Je m’arrêtai avec beaucoup d’étonnement, et peut-être aussi un peu d’effroi. Ce n’était pas notre usage de faire de grands feux : nous étions, en effet, par ordre du capitaine, assez regardants sur le bois à brûler, et je commençais à craindre que les choses n’eussent mal tourné en mon absence.

Je fis le tour par l’extrémité orientale de la palanque, en me tenant tout contre, dans l’ombre, et, à un endroit propice, où les ténèbres étaient plus épaisses, je franchis la clôture.

Pour plus de sûreté, je me tins à quatre pattes et rampai sans bruit vers l’angle de la maison. En approchant j’éprouvai un soudain et grand soulagement. Le bruit n’a rien d’agréable en soi, et je m’en suis souvent plaint, à d’autres moments ; mais en cette minute-là ce me fut une musique céleste que d’entendre mes amis ronfler avec ensemble, d’un sommeil si profond et paisible. Le cri maritime de la vigie, ce beau : « Ouvre l’œil ! » ne parut jamais plus rassurant à mes oreilles.
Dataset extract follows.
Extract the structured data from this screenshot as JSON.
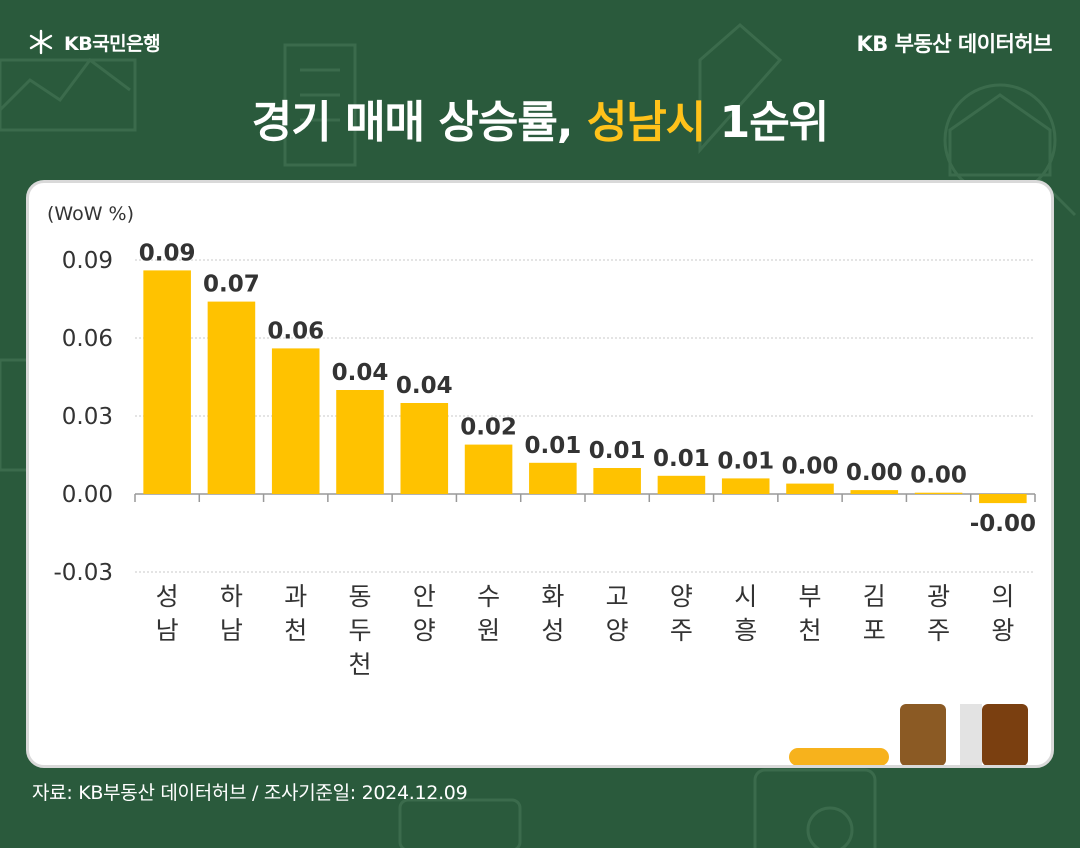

Néanmoins, une chose n’était pas douteuse : ils se gardaient de façon exécrable. Que Silver et ses amis fussent survenus maintenant au lieu de moi, pas une âme n’aurait vu lever le jour. « Voilà ce que c’est, pensai-je, d’avoir un capitaine blessé. » Et, une fois de plus, je me reprochai vivement de les avoir abandonnés dans ce danger avec si peu d’hommes pour monter la garde.
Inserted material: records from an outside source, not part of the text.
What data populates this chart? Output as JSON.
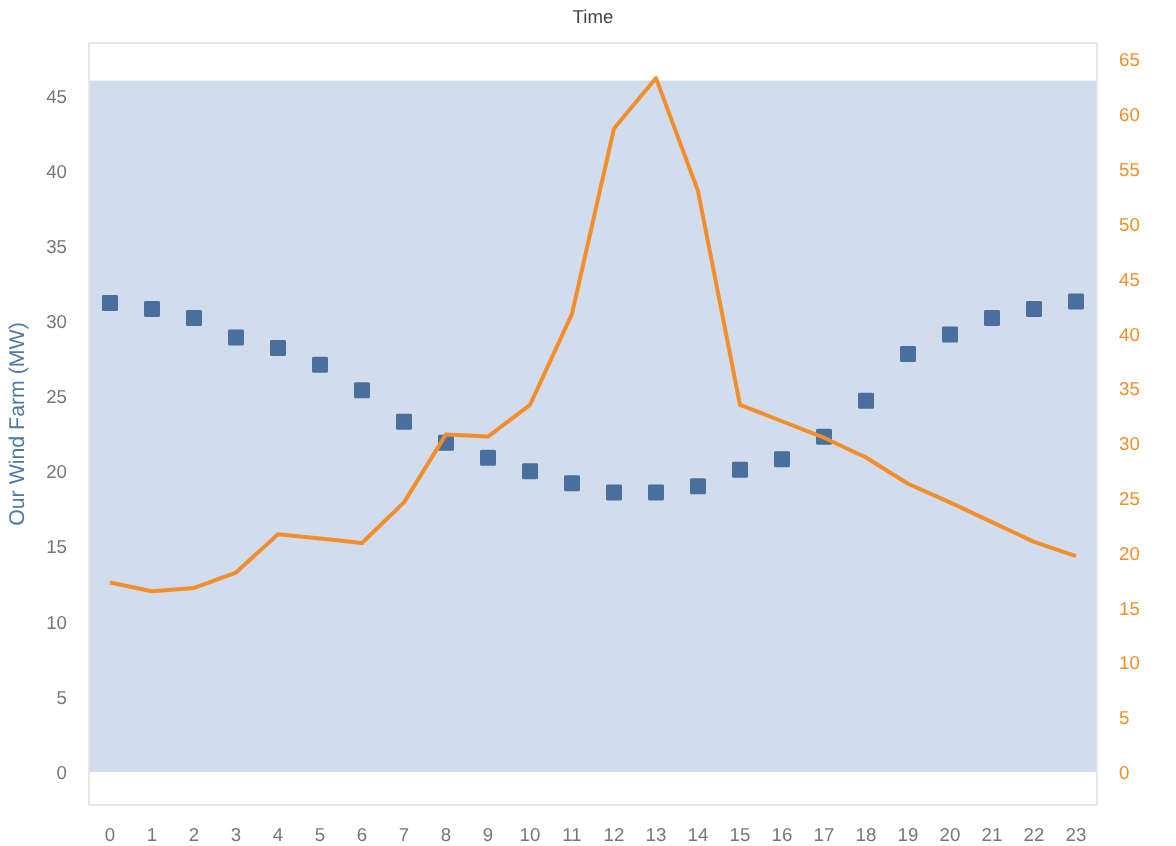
{
  "chart_data": {
    "type": "scatter",
    "xlabel": "Time",
    "ylabel": "Our Wind Farm (MW)",
    "x": [
      0,
      1,
      2,
      3,
      4,
      5,
      6,
      7,
      8,
      9,
      10,
      11,
      12,
      13,
      14,
      15,
      16,
      17,
      18,
      19,
      20,
      21,
      22,
      23
    ],
    "xlim": [
      -0.5,
      23.5
    ],
    "xticks": [
      0,
      1,
      2,
      3,
      4,
      5,
      6,
      7,
      8,
      9,
      10,
      11,
      12,
      13,
      14,
      15,
      16,
      17,
      18,
      19,
      20,
      21,
      22,
      23
    ],
    "ylim": [
      -2.2,
      48.5
    ],
    "yticks": [
      0,
      5,
      10,
      15,
      20,
      25,
      30,
      35,
      40,
      45
    ],
    "y2lim": [
      -3,
      66.5
    ],
    "y2ticks": [
      0,
      5,
      10,
      15,
      20,
      25,
      30,
      35,
      40,
      45,
      50,
      55,
      60,
      65
    ],
    "grid": false,
    "bands": [
      {
        "axis": "y",
        "from": 0,
        "to": 46,
        "color": "#c6d5e8"
      }
    ],
    "series": [
      {
        "color": "#4a6f9c",
        "marker": "square",
        "values": [
          31.2,
          30.8,
          30.2,
          28.9,
          28.2,
          27.1,
          25.4,
          23.3,
          21.9,
          20.9,
          20.0,
          19.2,
          18.6,
          18.6,
          19.0,
          20.1,
          20.8,
          22.3,
          24.7,
          27.8,
          29.1,
          30.2,
          30.8,
          31.3
        ]
      },
      {
        "type": "line",
        "axis": "y2",
        "color": "#f28e2b",
        "values": [
          17.3,
          16.5,
          16.8,
          18.2,
          21.7,
          21.3,
          20.9,
          24.6,
          30.8,
          30.6,
          33.5,
          41.8,
          58.7,
          63.3,
          53.0,
          33.5,
          32.0,
          30.5,
          28.7,
          26.3,
          24.6,
          22.8,
          21.0,
          19.7
        ]
      }
    ]
  }
}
Cependant j’étais arrivé à la porte. Je m’arrêtai. Il faisait tout noir à l’intérieur, et mes yeux n’y pouvaient rien distinguer. Par l’ouïe, je percevais le tranquille bourdon des ronfleurs, et par intervalles un petit bruit, un trémoussement et un becquètement dont je ne pouvais déterminer l’origine.

Les bras tendus devant moi, je pénétrai sans bruit. J’irais me coucher à ma place (pensais-je avec un petit rire muet) et m’amuserais à voir leurs têtes quand ils me découvriraient au matin.

Mon pied heurta quelque chose de mou : c’était la jambe d’un dormeur, qui se retourna en grognant, mais sans se réveiller.

Et alors, tout d’un coup, une voix stridente éclata dans les ténèbres :

– Pièces de huit ! pièces de huit ! pièces de huit ! pièces de huit ! pièces de huit ! et ainsi de suite, sans arrêt ni changement, comme un cliquet de moulin.

Le perroquet vert de Silver, Capitaine Flint ! C’était lui que j’avais entendu becqueter un morceau d’écorce ; c’était lui, qui, faisant meilleure veille que nul être humain, annonçait ainsi mon arrivée par sa fastidieuse rengaine !

Je n’eus pas le temps de me reconnaître. Aux cris aigus et assourdissants du perroquet, les dormeurs s’éveillèrent et bondirent. Avec un énorme juron, la voix de Silver cria :

— Qui vive ?

Je tentai de fuir, me jetai violemment contre quelqu’un, reculai, et courus droit entre les bras d’un second individu, qui les referma et me retint solidement.

— Apporte une torche, Dick, ordonna Silver, lorsque ma capture fut ainsi assurée.

Et l’un des hommes sortit de la maison, pour rentrer presque aussitôt porteur d’un brandon enflammé.